Sono lontani i tempi in cui, dopo il trionfo del 34% alle Europee, Giorgetti intimava, nemmeno troppo tra le righe, che era giunta l’ora di staccare la spina all’avventura coi grillini. Il resto è storia.
Ora “in tribuna”, come lui stesso si definisce, osserva e pianifica. Lo strappo con il leader del Carroccio sembra insanabile, come dimostrato già in più riprese in cui lo ha pubblicamente smentito, persino sulle colonne del Wall Street Journal in merito alla possibilità di nuove elezioni.
L’ultima spina nel fianco della Lega, l’inchiesta ai danni del governatore lombardo Attilio Fontana ha definitivamente fatto crollare gli argini. Giorgetti infatti caldeggiò, illo tempore, la scelta di un “suo” uomo, Dario Galli, a cui venne preferito l’avvocato varesino per la sua esperienza nella macchina amministrativa regionale.
E allora non stupiscono certamente i contatti, fitti, telefonici e non, secondo quanto si apprende da affaritaliani.it, tanto col sindaco piddino Beppe Sala, quanto con un vecchio pallino: Mario Draghi.
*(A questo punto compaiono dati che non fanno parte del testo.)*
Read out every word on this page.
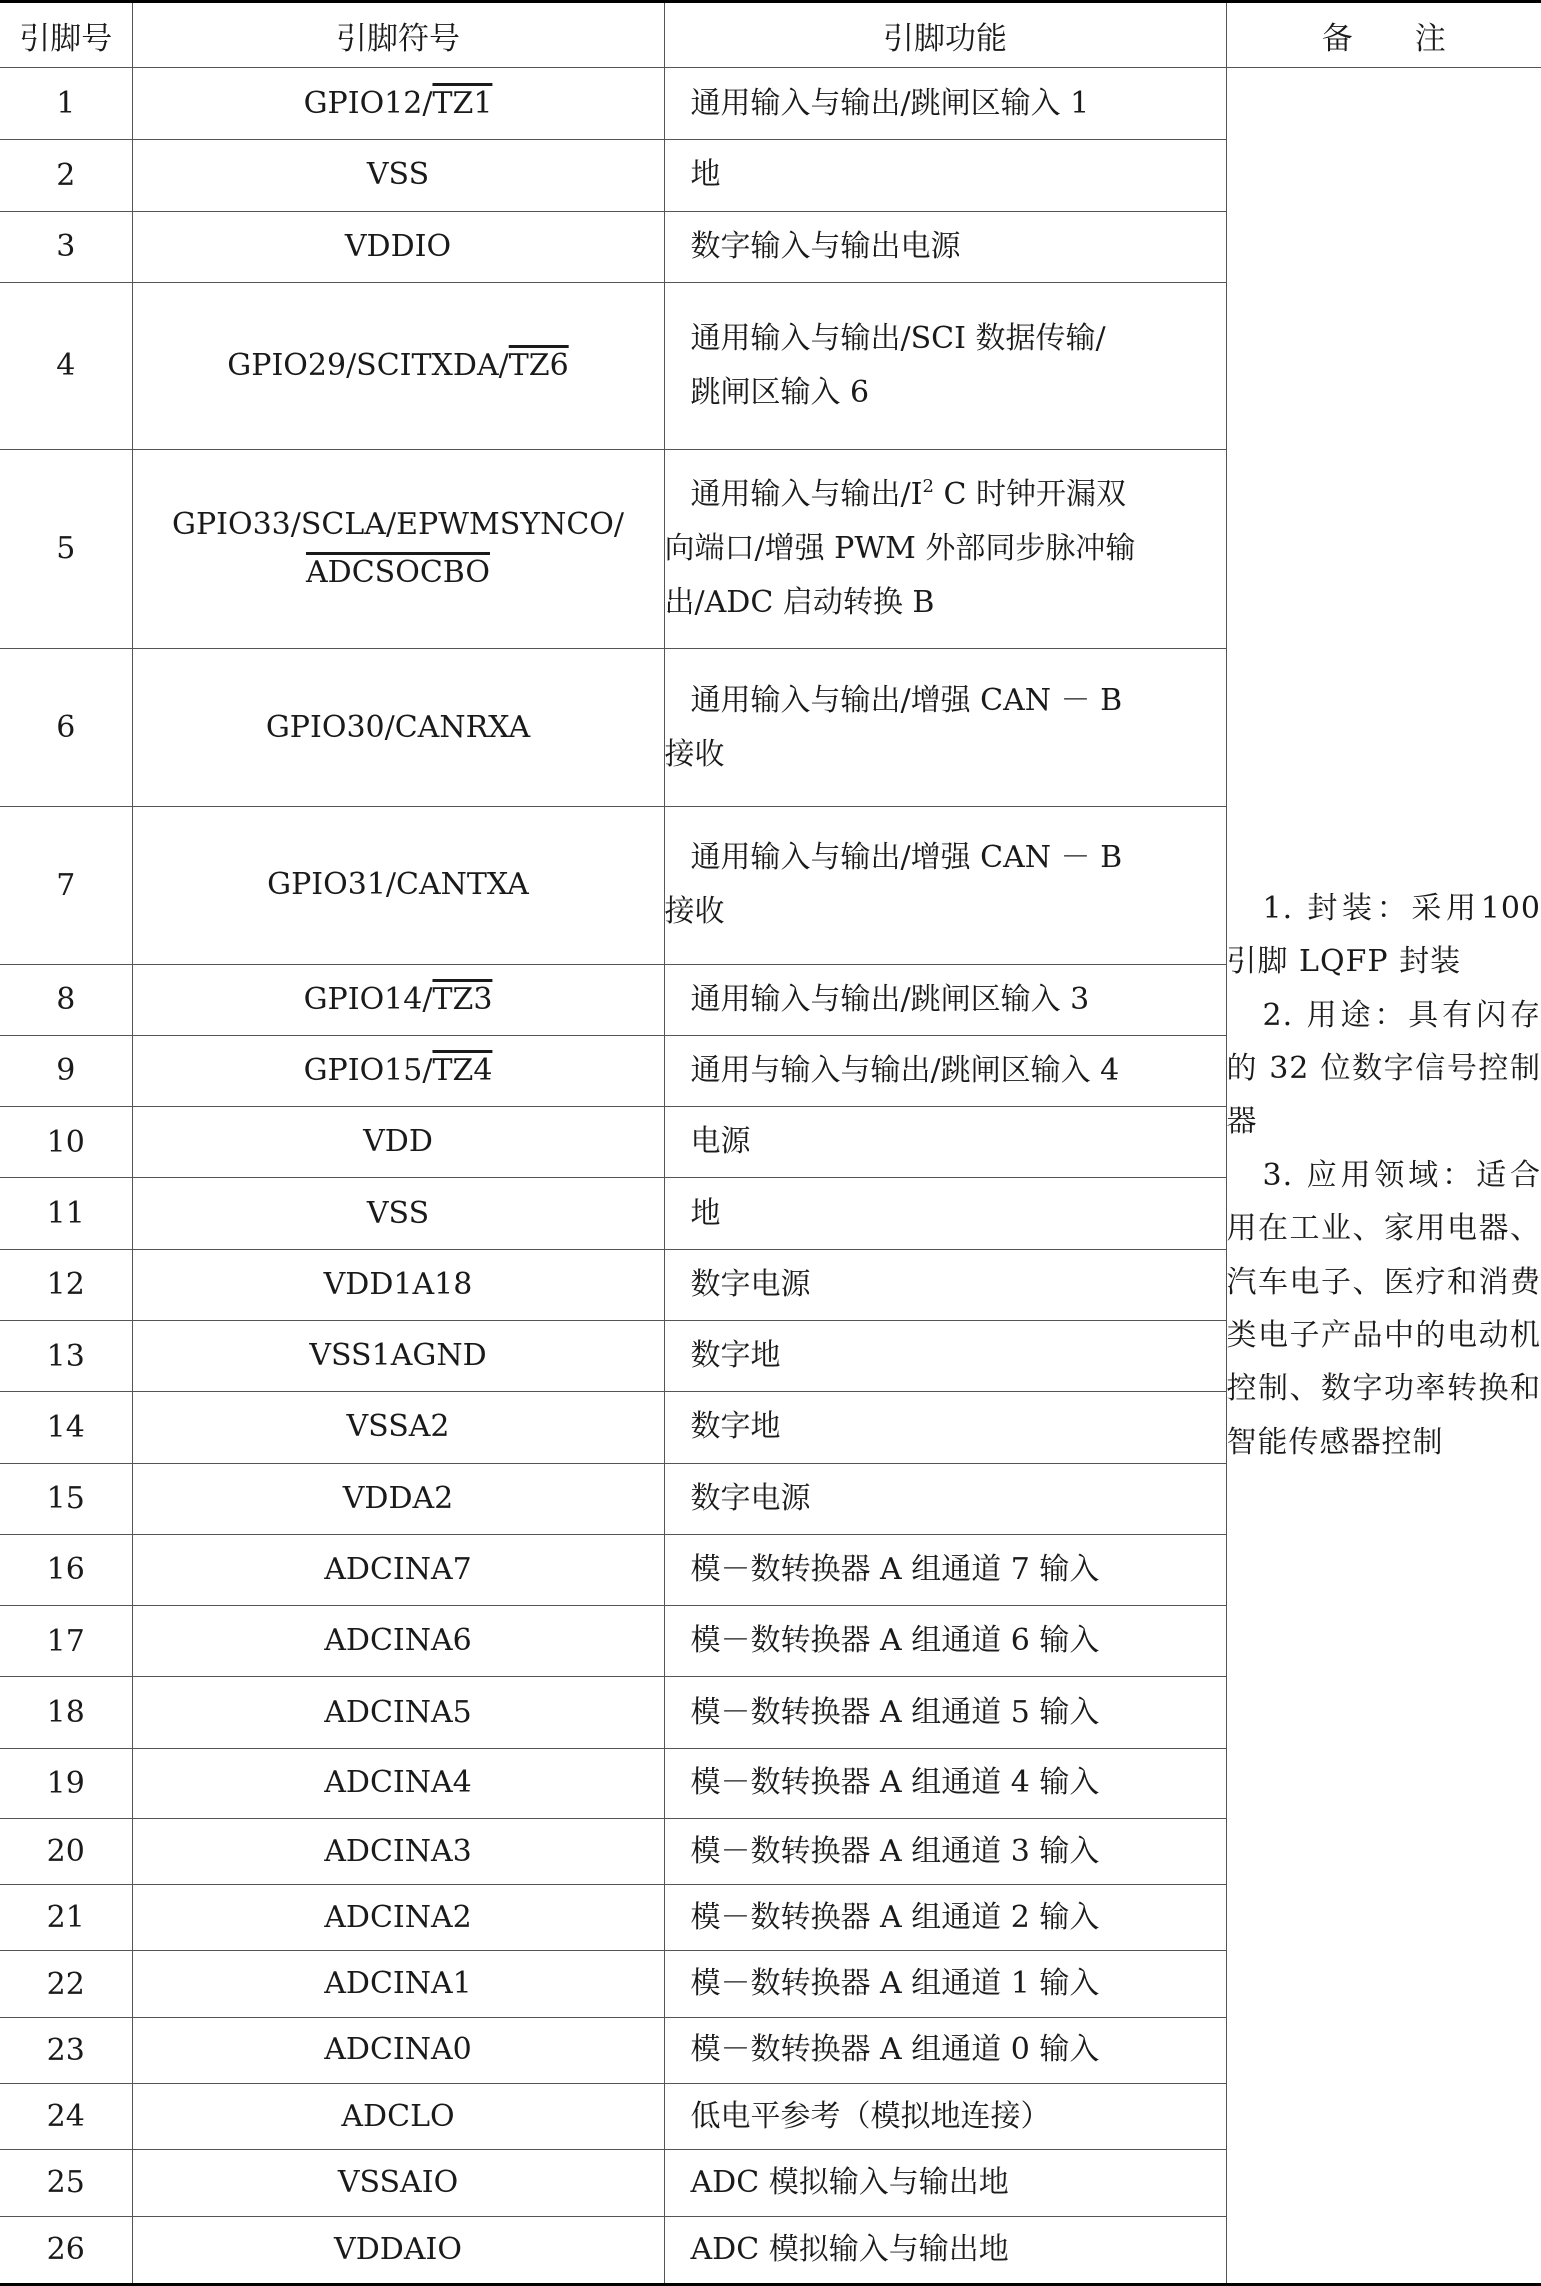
引脚号	引脚符号	引脚功能	备　　注
1	GPIO12/TZ1	通用输入与输出/跳闸区输入 1	1. 封装：采用100 引脚 LQFP 封装
2. 用途：具有闪存的 32 位数字信号控制器
3. 应用领域：适合用在工业、家用电器、汽车电子、医疗和消费类电子产品中的电动机控制、数字功率转换和智能传感器控制

2	VSS	地	
3	VDDIO	数字输入与输出电源	
4	GPIO29/SCITXDA/TZ6	通用输入与输出/SCI 数据传输/
跳闸区输入 6	

5	GPIO33/SCLA/EPWMSYNCO/
ADCSOCBO	通用输入与输出$/I^2$ C 时钟开漏双
向端口/增强 PWM 外部同步脉冲输
出/ADC 启动转换 B	

6	GPIO30/CANRXA	通用输入与输出/增强 CAN － B
接收	

7	GPIO31/CANTXA	通用输入与输出/增强 CAN － B
接收	

8	GPIO14/TZ3	通用输入与输出/跳闸区输入 3	
9	GPIO15/TZ4	通用与输入与输出/跳闸区输入 4	
10	VDD	电源	
11	VSS	地	
12	VDD1A18	数字电源	
13	VSS1AGND	数字地	
14	VSSA2	数字地	
15	VDDA2	数字电源	
16	ADCINA7	模－数转换器 A 组通道 7 输入	
17	ADCINA6	模－数转换器 A 组通道 6 输入	
18	ADCINA5	模－数转换器 A 组通道 5 输入	
19	ADCINA4	模－数转换器 A 组通道 4 输入	
20	ADCINA3	模－数转换器 A 组通道 3 输入	
21	ADCINA2	模－数转换器 A 组通道 2 输入	
22	ADCINA1	模－数转换器 A 组通道 1 输入	
23	ADCINA0	模－数转换器 A 组通道 0 输入	
24	ADCLO	低电平参考（模拟地连接）	
25	VSSAIO	ADC 模拟输入与输出地	
26	VDDAIO	ADC 模拟输入与输出地	
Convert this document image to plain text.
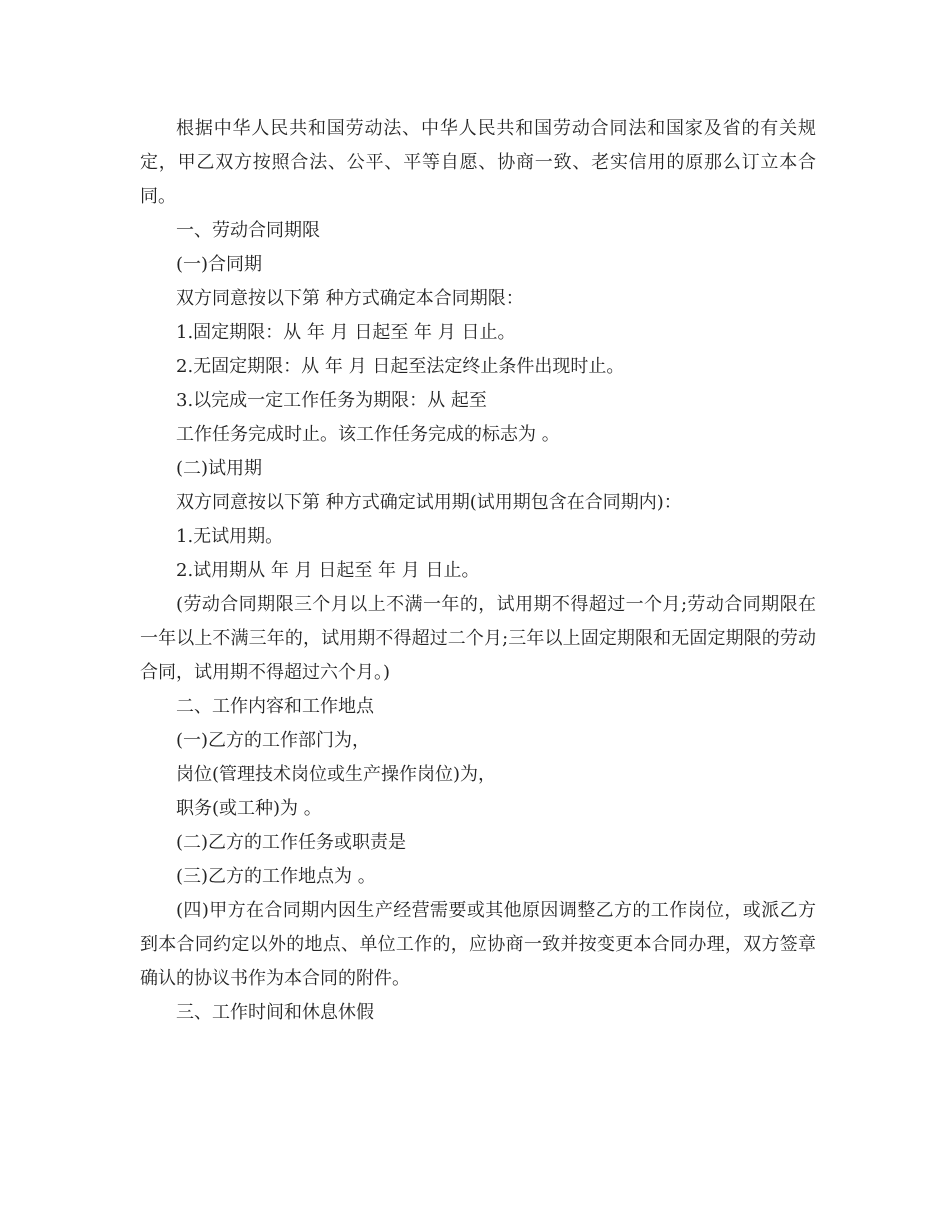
根据中华人民共和国劳动法、中华人民共和国劳动合同法和国家及省的有关规定，甲乙双方按照合法、公平、平等自愿、协商一致、老实信用的原那么订立本合同。

一、劳动合同期限

(一)合同期

双方同意按以下第 种方式确定本合同期限：

1.固定期限：从 年 月 日起至 年 月 日止。

2.无固定期限：从 年 月 日起至法定终止条件出现时止。

3.以完成一定工作任务为期限：从 起至

工作任务完成时止。该工作任务完成的标志为 。

(二)试用期

双方同意按以下第 种方式确定试用期(试用期包含在合同期内)：

1.无试用期。

2.试用期从 年 月 日起至 年 月 日止。

(劳动合同期限三个月以上不满一年的，试用期不得超过一个月;劳动合同期限在一年以上不满三年的，试用期不得超过二个月;三年以上固定期限和无固定期限的劳动合同，试用期不得超过六个月。)

二、工作内容和工作地点

(一)乙方的工作部门为，

岗位(管理技术岗位或生产操作岗位)为，

职务(或工种)为 。

(二)乙方的工作任务或职责是

(三)乙方的工作地点为 。

(四)甲方在合同期内因生产经营需要或其他原因调整乙方的工作岗位，或派乙方到本合同约定以外的地点、单位工作的，应协商一致并按变更本合同办理，双方签章确认的协议书作为本合同的附件。

三、工作时间和休息休假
L’ipotesi, anche questa mai nascosta da Giorgetti, è quella di rilanciare l’idea tutta italiana di un governone di larghe intese, con parte della Lega (e qui Salvini non può che incassare il colpo), parte del M5S (l’ala “anti-Dibba, per intenderci) e proprio il Partito Democratico, sempre a suo agio nelle ampie tavolate.
Molto ovviamente dipenderà da come e quanto reggerà il governo Conte bis, che da un lato vede l’avvocato degli italiani sempre in cima per gradimento, con però buona parte della squadra governativa in fondo alla classifica dei sondaggi.
E mentre Salvini, quasi apocalittico, dai banchi del Senato dove ha appreso del via libera al suo processo per i fatti della Open Arms, annuncia disgrazie alla maggioranza in carica, con quel «ora a me, domani a voi», la volpe, che l’uva ce l’ha già sotto la manica, se la ride e osserva il resto dello zoo scannarsi per l’ultimo acino prima della resa dei conti.